Leonard Cohen Concert a Lesson in Cool
February 07, 2009 10:00pm
LEONARD Cohen is 74 years old and still skips on and off the stage.
LEONARD COHEN
Sandalford Winery
Saturday, February 7, 2009.
Cohen’s still filled with an enviable boyish energy and the childlike entrances and exits suggests he’s still loving life.
But after more than 40 years as the butt of jokes about creating music to slit your wrists to, he still has the ability to show the difference between Leonard Cohen the writer and Leonard Cohen the performer. His songs, at least the most famous of them from the ’60s, may have been the perfect companions for generations of miserable teenagers, music that we typically listen to in solitude. But Cohen’s genius is in making them songs to be shared communally. He’s halfway there with his unforgettable melodies, but it’s his delivery that declares him such a captivating performer.
In his first trip to Perth in nearly 24 years, Cohen pulled a line from Chelsea Hotel #2 - about a tryst with Janis Joplin while he was enjoying the first flush of pop stardom. It was about how she said she preferred handsome men, “but for me you would make an exception” and delivered it slow and measured like it was a punchline in the world’s funniest joke.

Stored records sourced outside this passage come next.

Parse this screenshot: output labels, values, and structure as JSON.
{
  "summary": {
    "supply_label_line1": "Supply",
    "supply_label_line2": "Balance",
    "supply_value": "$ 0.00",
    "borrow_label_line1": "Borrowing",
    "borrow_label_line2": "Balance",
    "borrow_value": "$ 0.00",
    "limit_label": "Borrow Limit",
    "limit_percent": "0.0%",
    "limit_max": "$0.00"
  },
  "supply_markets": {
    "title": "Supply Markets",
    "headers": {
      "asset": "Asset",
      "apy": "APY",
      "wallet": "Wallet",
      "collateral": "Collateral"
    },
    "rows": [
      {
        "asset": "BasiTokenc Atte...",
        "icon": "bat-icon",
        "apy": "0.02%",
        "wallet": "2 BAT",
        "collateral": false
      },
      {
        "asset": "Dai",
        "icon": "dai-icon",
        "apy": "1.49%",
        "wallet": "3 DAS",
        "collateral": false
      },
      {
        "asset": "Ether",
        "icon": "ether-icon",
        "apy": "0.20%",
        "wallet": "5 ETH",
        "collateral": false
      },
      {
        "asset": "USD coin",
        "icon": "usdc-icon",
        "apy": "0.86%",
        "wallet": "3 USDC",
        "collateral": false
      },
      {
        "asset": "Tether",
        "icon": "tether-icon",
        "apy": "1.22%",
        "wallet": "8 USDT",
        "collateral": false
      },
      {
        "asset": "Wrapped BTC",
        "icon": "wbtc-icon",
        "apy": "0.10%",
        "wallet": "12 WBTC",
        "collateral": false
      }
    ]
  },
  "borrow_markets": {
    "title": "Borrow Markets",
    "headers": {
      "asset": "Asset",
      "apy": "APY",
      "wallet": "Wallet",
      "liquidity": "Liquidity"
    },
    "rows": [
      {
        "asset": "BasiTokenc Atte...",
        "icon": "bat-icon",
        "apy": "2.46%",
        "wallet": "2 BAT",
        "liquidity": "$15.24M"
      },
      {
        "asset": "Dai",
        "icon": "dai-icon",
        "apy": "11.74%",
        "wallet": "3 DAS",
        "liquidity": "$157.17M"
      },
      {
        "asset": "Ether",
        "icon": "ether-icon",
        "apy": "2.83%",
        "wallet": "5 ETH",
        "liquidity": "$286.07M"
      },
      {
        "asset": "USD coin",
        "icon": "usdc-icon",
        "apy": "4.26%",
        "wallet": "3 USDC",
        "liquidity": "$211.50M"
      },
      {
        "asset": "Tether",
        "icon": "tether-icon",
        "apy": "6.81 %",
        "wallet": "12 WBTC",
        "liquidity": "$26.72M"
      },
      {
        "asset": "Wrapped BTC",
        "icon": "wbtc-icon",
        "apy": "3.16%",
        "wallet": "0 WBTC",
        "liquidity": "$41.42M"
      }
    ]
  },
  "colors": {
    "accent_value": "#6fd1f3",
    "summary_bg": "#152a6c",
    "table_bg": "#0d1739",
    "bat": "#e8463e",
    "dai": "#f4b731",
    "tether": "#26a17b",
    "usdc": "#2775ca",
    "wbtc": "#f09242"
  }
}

The response from the capacity crowd at Sandalford suggested that at that moment it just might have been. Similarly, when he described being born with a golden voice in Tower Of Song he emphasised the phrase to offer his vocal limitations as the source of a laughter.
It’s true Cohen would have surely starved had he tried to make a living as an interpreter of other people’s songs, but his voice has lost little of its presence over the years. With no range to speak of, Cohen practically speaks the words - but he does so with alluring command.
In a near three hour performance last night, he took back Hallelujah from Jeff Buckley, took back Bird on A Wire from Joe Cocker, took back Suzanne from Judy Collins and reclaimed First We Take Manhattan from Jennifer Warnes.
In short, he has given these songs to the world, but showed time and again has the power to take them back any time he chooses.
If his voice is a simple tool, the same can not be said for his band, who were so good Cohen introduced them twice. His frequent collaborator Sharon Robinson stood in a vocal trio with the Webb sisters (who turned a cartwheel in The Future) adding a classy sheen to the singing.
The musical arrangements found a sweet spot between the soul/gospel sound of Neil Larsen’s Hammond organ, the Gypsy guitar stylings of Javier Mas and the Nashville-influenced picking of Bob Metzger on Telecaster and pedal steel.
The immaculately turned out Cohen frequently knelt in front of his band. From the audience, it wasn’t clear if he was doing it for affect or to read a teleprompter, but it didn’t matter. It added rather than detracted from the performance.
Like everything Cohen did, it looked cool. Then again, if a septuagenarian can skip and look cool, everything else is a piece of cake.